Sophos News

Driver loses his car to hackers. TWICE.

You can imagine the dismay: you scrimp and save to buy a £72,000 ($92,000) Volvo XC90 4×4 only to wind up standing outside in your slippers, bewailing a parking spot suddenly as barren as your dreams of having a nice car.
TWICE.
Sadly enough, this is the fate that befell Londoner Jas Hara, all thanks to those keyless entry fobs and the thieves who know how to hack them.
The 41-year-old underwriter for an investment firm and his 39-year-old wife, Havinder, told the Evening Standard that the exact same thing happened to the first new car they ever bought a little over a year ago.
Well, that’s not going to happen again, they said, as they went out and bought a tracking device for the replacement car. They also installed CCTV cameras overlooking their drive in Hampden Way, in the London neighborhood of Southgate, along with a video doorbell and motion sensors.
Those cameras didn’t keep the theft from happening again, but they did do an excellent job of capturing it the second time around. In the CCTV footage, two suspects used a scanning device to unlock the car, jump in, hit the start button and pull away – all within 90 seconds.
Hara said that this is the same technique used to steal the same model car from his driveway in October 2017.
These wireless keyfob-hacking crimes are called relay attacks. The attack involves relay devices that are capable of receiving wireless signals through walls, doors and windows.
CCTV footage of a relay attack captured in West Midlands in December 2017 shows one of the thieves standing near the victim’s property, waving a relay device until he gets a signal from a key fob inside the house or garage. The other thief stood near the car with his own relay box, which receives the signal from the relay box near the property. The car sniffs the unlock-me signal that’s close by, and it obligingly unlocks the door.
Similar to the 90-second theft of the Volvos, the West Midlands ripoff – of a Mercedes – took about a minute. And here’s the thing about relay attacks: given that they work by extending the signal coming from the car keys inside the house and tricking the car’s system into believing that it’s the actual key, they don’t trigger car alarms.

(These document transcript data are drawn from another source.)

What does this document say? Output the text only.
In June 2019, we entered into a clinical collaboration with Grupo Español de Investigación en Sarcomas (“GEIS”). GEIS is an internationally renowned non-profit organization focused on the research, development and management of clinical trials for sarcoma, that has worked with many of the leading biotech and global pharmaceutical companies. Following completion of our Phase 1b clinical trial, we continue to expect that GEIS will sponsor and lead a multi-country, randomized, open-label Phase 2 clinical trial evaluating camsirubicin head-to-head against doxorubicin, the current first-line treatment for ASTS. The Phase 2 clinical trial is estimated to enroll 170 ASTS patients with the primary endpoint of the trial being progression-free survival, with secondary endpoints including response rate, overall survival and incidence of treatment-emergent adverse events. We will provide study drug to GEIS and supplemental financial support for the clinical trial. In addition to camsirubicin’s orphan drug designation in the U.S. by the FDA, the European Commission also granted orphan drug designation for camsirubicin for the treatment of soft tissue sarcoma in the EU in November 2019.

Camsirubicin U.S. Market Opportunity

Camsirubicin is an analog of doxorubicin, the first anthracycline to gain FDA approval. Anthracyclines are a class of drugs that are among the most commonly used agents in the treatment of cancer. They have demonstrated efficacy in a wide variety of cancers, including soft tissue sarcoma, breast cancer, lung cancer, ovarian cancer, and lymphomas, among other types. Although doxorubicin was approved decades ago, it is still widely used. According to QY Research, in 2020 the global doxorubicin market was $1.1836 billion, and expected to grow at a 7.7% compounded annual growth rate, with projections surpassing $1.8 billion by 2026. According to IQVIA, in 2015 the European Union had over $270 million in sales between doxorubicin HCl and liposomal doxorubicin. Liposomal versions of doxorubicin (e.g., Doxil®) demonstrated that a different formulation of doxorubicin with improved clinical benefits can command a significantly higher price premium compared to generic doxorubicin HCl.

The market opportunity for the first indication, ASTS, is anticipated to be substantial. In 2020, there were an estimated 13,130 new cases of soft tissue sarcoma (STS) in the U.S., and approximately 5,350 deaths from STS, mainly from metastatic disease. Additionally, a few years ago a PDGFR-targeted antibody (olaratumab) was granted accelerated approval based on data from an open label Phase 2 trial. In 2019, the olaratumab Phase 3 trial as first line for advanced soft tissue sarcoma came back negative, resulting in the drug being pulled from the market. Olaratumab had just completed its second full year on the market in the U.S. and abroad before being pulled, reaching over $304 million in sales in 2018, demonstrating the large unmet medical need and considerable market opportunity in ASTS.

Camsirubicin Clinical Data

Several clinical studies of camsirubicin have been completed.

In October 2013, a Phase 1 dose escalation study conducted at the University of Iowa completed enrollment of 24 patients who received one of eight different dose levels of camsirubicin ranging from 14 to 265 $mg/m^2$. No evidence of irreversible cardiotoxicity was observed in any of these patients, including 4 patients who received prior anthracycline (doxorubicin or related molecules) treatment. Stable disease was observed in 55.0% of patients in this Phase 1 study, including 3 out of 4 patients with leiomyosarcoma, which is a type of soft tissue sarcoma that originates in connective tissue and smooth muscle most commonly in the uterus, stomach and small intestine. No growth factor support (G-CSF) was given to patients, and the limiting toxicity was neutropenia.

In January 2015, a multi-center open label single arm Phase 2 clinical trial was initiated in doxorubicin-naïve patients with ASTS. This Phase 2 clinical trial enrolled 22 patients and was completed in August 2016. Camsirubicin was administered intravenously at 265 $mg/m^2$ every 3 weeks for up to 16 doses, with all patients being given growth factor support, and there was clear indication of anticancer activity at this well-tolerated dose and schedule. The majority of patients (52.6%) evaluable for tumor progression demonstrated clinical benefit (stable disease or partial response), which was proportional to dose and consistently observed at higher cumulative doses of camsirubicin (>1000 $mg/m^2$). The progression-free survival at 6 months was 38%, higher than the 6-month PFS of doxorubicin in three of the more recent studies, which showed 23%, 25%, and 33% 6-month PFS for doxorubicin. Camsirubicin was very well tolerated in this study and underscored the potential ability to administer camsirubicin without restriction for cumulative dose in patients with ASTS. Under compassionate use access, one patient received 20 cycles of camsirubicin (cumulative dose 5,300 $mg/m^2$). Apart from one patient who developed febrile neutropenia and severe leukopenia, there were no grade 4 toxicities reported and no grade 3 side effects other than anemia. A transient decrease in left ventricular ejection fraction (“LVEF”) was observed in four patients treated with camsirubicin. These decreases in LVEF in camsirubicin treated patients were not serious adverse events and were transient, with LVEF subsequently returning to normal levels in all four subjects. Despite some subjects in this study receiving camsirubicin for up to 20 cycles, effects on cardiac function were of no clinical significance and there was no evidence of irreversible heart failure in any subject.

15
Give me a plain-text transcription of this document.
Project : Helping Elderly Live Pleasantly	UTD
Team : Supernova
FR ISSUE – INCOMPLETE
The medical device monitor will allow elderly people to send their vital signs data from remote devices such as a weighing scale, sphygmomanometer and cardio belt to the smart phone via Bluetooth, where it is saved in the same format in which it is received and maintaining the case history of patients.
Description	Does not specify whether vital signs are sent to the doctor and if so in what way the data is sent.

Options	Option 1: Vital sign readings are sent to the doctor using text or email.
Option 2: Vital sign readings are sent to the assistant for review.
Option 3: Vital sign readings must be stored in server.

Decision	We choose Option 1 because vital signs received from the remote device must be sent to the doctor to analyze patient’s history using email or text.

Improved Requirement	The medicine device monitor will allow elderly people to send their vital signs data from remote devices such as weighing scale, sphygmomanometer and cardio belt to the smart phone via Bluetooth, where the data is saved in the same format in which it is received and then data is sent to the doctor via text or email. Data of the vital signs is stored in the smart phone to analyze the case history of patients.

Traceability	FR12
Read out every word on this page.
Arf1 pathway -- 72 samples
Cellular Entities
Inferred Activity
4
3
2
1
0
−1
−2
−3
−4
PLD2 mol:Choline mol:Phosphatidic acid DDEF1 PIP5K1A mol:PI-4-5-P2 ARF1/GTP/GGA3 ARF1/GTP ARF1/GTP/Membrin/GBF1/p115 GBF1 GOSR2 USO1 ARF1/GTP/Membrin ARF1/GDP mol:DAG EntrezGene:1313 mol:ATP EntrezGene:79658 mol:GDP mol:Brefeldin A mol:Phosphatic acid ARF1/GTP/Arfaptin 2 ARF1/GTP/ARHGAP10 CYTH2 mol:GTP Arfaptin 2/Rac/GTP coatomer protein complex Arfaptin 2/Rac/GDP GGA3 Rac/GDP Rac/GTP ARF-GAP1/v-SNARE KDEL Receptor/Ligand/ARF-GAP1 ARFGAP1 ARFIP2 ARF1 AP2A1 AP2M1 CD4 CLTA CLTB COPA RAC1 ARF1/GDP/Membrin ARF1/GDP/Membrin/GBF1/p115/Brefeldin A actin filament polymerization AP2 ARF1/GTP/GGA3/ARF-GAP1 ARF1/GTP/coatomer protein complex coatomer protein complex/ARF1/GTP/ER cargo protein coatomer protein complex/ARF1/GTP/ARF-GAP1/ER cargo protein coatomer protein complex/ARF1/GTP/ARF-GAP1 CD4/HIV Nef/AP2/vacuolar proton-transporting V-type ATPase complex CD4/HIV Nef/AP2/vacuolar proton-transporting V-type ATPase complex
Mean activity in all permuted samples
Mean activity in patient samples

It used to be the case that relay attacks would only unlock cars. But now thieves can not only get in, they can start up your car and drive away.
The Evening Standard pulled up some statistics showing that there’s been a surge in relay-attack car thefts:

Car-hacking, or “relay attack”, is said to have fuelled a surge in vehicle thefts. Figures from the Office for National Statistics show 89,000 cars were stolen in 2017, up from 57,000 the year before. The Association of British Insurers reported a record £271 million in theft claims in the first nine months of 2018. Keyless entry was cited as the “main driver” in the rise in offences.

Well, that’s not too surprising: these attacks are cheap and easy. The attack devices vary in signal range and price. Powerful units fetch hundreds of dollars, but thieves don’t need top-of-the-line devices.
The Berlin-based automobile club ADAC reported in a 2016 study that car thieves can make do with a $225 signal booster to fool cars into thinking their owners are nearby, allowing them to easily unlock the cars and start them up: a silent theft that doesn’t leave a scratch.

How do you protect your ride?

Faraday cages protect fobs from sending or receiving signals, so you can always toss your keys into the refrigerator… or a metal box… or hey, a chips packet works, too.
Then again, you can turn off your key, as one of our readers has suggested, though not all car manufacturers have keyless fobs that easily allow that.
There is yet another relay-attack-thwarting, authentication-token-based technology that we believe may have been invented or at least rediscovered by Naked Security’s Paul Ducklin:

Put a slot in the car into which you have to insert a metal authentication token cut into a unique shape, and then turn it to the left or right to prove your presence…

That, in fact, is the technology that Mr. Hara plans to adopt in the future, in addition to buying a car that’s less blingy, he told the Evening Standard:

Now I think we will stick with a bog-standard car, and I would rather use a normal key from now on.